Tuesday, October 7, 2014

Three Worlds Collide

{Conversation Partner Reflection 2}


Spain, China, and America are very different countries.  Yet, these three cultures came together last year in Colby Hall.

My conversation partner, Aitana, came from Spain and met her roommate for the first time in Colby Hall, who had just arrived from China.  The two of them come from different backgrounds in different parts of the world and found themselves in somewhere new altogether.  What’s more is that both spoke very little English.

I can only imagine how hard it must be to travel to a new country and know that that new place was home for at least the next few years.  Let alone how hard it must have been to live with someone in such a small space and not be able to properly communicate.

The closest I have gotten to her experience is from this summer when I traveled to Malaysia for the first time.  It was my first time in a country that was not considered “first-world” or “developed”, and I was very much out of my element.  I was confronted with a significantly different culture than what I am used to with different people and a different language.  Even the buildings and streets were nowhere near the kind that I know, making me feel even more like a stranger. 


In my travels this summer, I learned that your definition of home is never definite and, in fact, changes quite often.  I typically consider home the place where I grew up and where my family currently resides in our red-bricked house on Ember Glen.  But I also consider TCU a home away from home because I feel a sense of familiarity here.  On vacation, I often referred to our hotel room as “home” because that was where we could go to relax from a day of sightseeing and socializing.

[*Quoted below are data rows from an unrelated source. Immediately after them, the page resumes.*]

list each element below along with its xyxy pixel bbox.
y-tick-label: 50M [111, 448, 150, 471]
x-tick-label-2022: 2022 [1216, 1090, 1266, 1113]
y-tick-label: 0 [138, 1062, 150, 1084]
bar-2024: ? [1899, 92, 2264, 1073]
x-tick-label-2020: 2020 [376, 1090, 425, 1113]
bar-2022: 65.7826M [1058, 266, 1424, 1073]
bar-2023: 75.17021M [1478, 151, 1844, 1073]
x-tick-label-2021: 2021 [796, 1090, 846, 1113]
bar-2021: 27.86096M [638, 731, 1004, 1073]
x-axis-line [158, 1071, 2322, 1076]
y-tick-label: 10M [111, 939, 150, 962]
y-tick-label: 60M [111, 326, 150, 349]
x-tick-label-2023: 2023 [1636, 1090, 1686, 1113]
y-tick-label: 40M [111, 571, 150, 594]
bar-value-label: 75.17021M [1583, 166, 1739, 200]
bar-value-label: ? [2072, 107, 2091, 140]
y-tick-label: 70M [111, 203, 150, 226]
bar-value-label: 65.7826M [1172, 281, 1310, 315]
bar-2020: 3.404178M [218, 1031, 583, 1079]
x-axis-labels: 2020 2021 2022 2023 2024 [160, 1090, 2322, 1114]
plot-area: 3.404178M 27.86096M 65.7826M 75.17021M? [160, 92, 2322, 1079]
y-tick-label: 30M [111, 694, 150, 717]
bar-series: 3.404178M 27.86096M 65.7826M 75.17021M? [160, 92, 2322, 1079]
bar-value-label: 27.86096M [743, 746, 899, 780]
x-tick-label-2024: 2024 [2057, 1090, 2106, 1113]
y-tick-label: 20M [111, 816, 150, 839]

But I was only in Malaysia for three days.  Aitana was away from home for ten months before she was able to return.  I barely made it those three days and Aitana made it over 100 times that.

To find yourself in a foreign place where you are a stranger is what can make the transition into college life simultaneously difficult and exciting.  However, the transition into college is all the more challenging when you also have to adjust to a new culture and lifestyle.

Culture is another one of those elusive terms.  It can be defined as a collective system of experiences or beliefs or values that are the basis for how certain people interact.  It can also be the accumulation of arts and other human intellectual achievements or the characteristics that a particular group identifies with. 

Even if there isn’t a determined definition of culture, everyone has one.  And it is what your world revolves around – your sense of home and culture. 

Three such worlds collided in Aitana’s freshman dorm room: the world from which Aitana came from in Spain with her family in Málaga the world from which her roommate came from in China with her own family and language and beliefs; and the American world that met them at Texas Christian University in Colby Hall.   

In our conversation last week, she told me the story of how one day she walked into her dorm room to find her roommate using her straightener because she had never used one before and wanted to try it out.  While Aitana was fine with her roommate borrowing her straightener as long as it was with permission, her roommate profusely apologized and even shed tears because of how sorry she was for using the straightener without asking.  This was just a small example of their daily interactions (or lack thereof since she tells me her roommate was pretty quiet).  Through the challenges of figuring out how to communicate, Aitana was able to build a friendship with her freshman year roommate.